Dad I miss you a lot today…
Because of the Lord’s great love we are not consumed, for his compassions never fail.I say to myself, “The Lord is my portion; therefore I will wait for him.” The Lord is good to those whose hope is in him, to the one who seeks him; it is good to wait quietly for the salvation of the Lord. (Lamentations 3:22, 24-26 NIV)
I wrote and clung to this verse three years ago today as I rode up to Kentucky after getting a phone call that would change my life forever. Today is the third anniversary of my daddy’s passing. This is also the first anniversary I am not with my family on this day. I’ve experienced loss of loved ones before. If you keep up with my blogs you know I just lost my last living grandparent last month while on the race, my precious Mawmaw. But losing a parent is different. Losing a parent at age 27 is different. Parents are suppose to grow old with you. Parents are suppose to give you away. Parents are supposed to spoil your children. Parents are supposed to be there to worry about you when you are traveling the world telling people about Jesus.
It’s a hard reality when you know your dad will never walk you down the isle or even meet your future husband. He will never get to hold my children or sing Jesus loves me to them like he did for me when I was growing up. It was the only thing that would put me to sleep.
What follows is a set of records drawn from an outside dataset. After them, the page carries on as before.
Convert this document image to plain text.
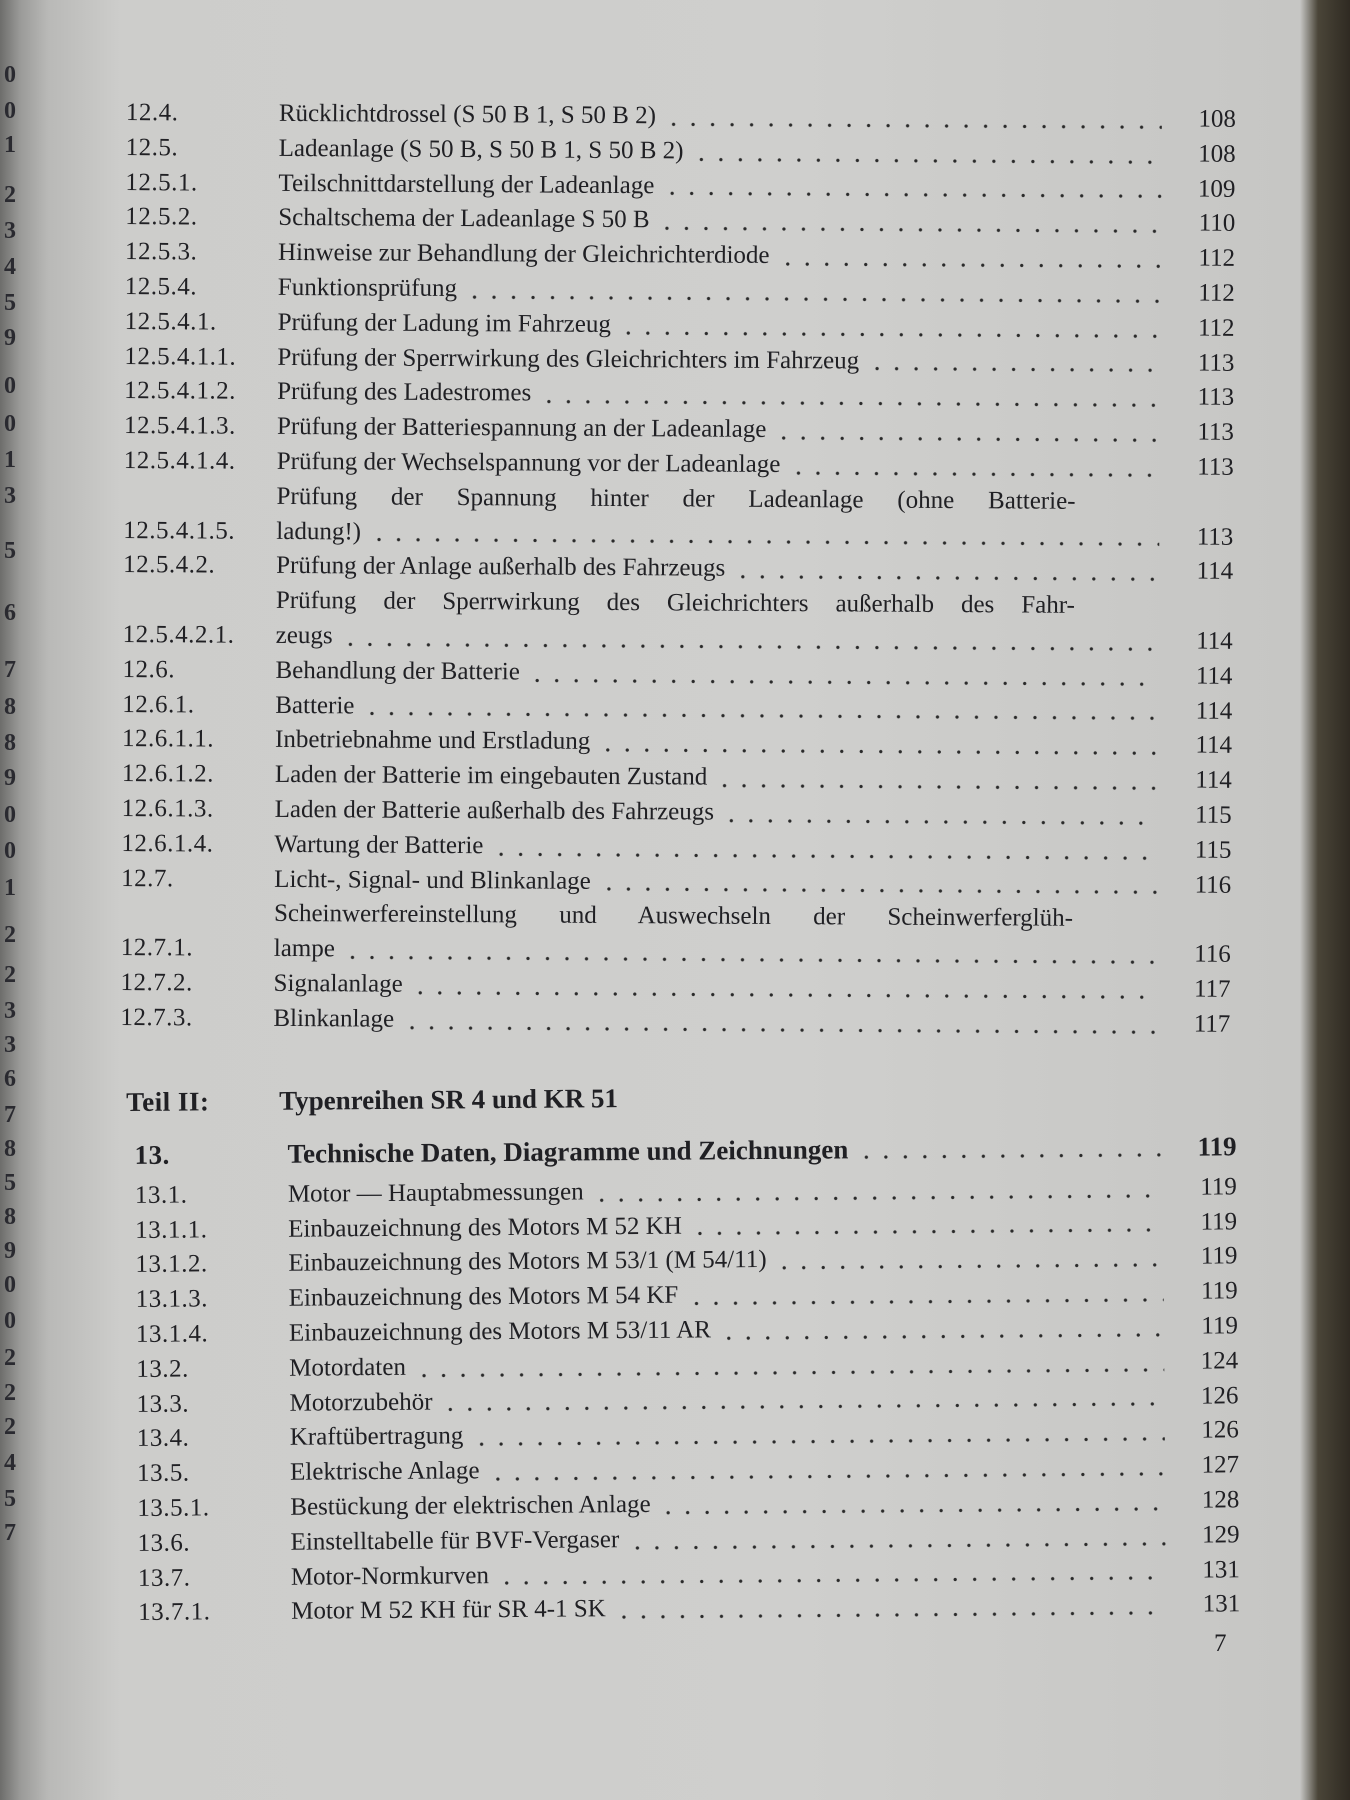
0
0
1
2
3
4
5
9
0
0
1
3
5
6
7
8
8
9
0
0
1
2
2
3
3
6
7
8
5
8
9
0
0
2
2
2
4
5
7
12.4.	Rücklichtdrossel (S 50 B 1, S 50 B 2)	108
12.5.	Ladeanlage (S 50 B, S 50 B 1, S 50 B 2)	108
12.5.1.	Teilschnittdarstellung der Ladeanlage	109
12.5.2.	Schaltschema der Ladeanlage S 50 B	110
12.5.3.	Hinweise zur Behandlung der Gleichrichterdiode	112
12.5.4.	Funktionsprüfung	112
12.5.4.1.	Prüfung der Ladung im Fahrzeug	112
12.5.4.1.1.	Prüfung der Sperrwirkung des Gleichrichters im Fahrzeug	113
12.5.4.1.2.	Prüfung des Ladestromes	113
12.5.4.1.3.	Prüfung der Batteriespannung an der Ladeanlage	113
12.5.4.1.4.	Prüfung der Wechselspannung vor der Ladeanlage	113
12.5.4.1.5.
Prüfung der Spannung hinter der Ladeanlage (ohne Batterie-
ladung!)	113
12.5.4.2.	Prüfung der Anlage außerhalb des Fahrzeugs	114
12.5.4.2.1.
Prüfung der Sperrwirkung des Gleichrichters außerhalb des Fahr-
zeugs	114
12.6.	Behandlung der Batterie	114
12.6.1.	Batterie	114
12.6.1.1.	Inbetriebnahme und Erstladung	114
12.6.1.2.	Laden der Batterie im eingebauten Zustand	114
12.6.1.3.	Laden der Batterie außerhalb des Fahrzeugs	115
12.6.1.4.	Wartung der Batterie	115
12.7.	Licht-, Signal- und Blinkanlage	116
12.7.1.
Scheinwerfereinstellung und Auswechseln der Scheinwerferglüh-
lampe	116
12.7.2.	Signalanlage	117
12.7.3.	Blinkanlage	117
Teil II:	Typenreihen SR 4 und KR 51
13.	Technische Daten, Diagramme und Zeichnungen	119
13.1.	Motor — Hauptabmessungen	119
13.1.1.	Einbauzeichnung des Motors M 52 KH	119
13.1.2.	Einbauzeichnung des Motors M 53/1 (M 54/11)	119
13.1.3.	Einbauzeichnung des Motors M 54 KF	119
13.1.4.	Einbauzeichnung des Motors M 53/11 AR	119
13.2.	Motordaten	124
13.3.	Motorzubehör	126
13.4.	Kraftübertragung	126
13.5.	Elektrische Anlage	127
13.5.1.	Bestückung der elektrischen Anlage	128
13.6.	Einstelltabelle für BVF-Vergaser	129
13.7.	Motor-Normkurven	131
13.7.1.	Motor M 52 KH für SR 4-1 SK	131
7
Many times on this trip I have wanted more than anything to call my dad and tell him about all the things God is teaching me and the things he is showing me. My dad loved the Lord and is walking alongside him right now. He also loved me and my sister so very much. At my dad’s funeral the pastor talked first about dads love for Jesus and second about his love for his family. He would be so proud of me right now and would love to hear all the stories. I plan on telling him them all in heaven someday.
I don’t and probably will never understand why my dad was taken to heaven at a young age. But the reality is it was what was best for him. He can see perfectly, better than even when his vision was 20/20 on earth. He has no more suffering and he can finally fully worship Jesus the way that we were all created to do. I know above all else Gods ways are higher than mine.
God is using this trip to remind me of the urgency of sharing the gospel. You see God desires that no one perish and that is my desire as well. He wants you to be with Him forever. If your reading my blogs and don’t know Jesus as your personal savior, please know how much he loves you and wants you to love him to. He sent his one and only son to die for you and he rose again to give you the opportunity to be set free from the penalty of sin. I would love to talk more about that with you. Message or email me! Believe me time is not promised to anyone. My father passed away at the young age of 57. I can share many other stories of people who thought they had more time.
But for now I will remember my sweet daddy with a smile on my face and a few tears in my eyes. Daddy I will always miss and love you so very much!! Someday I will hug your neck again!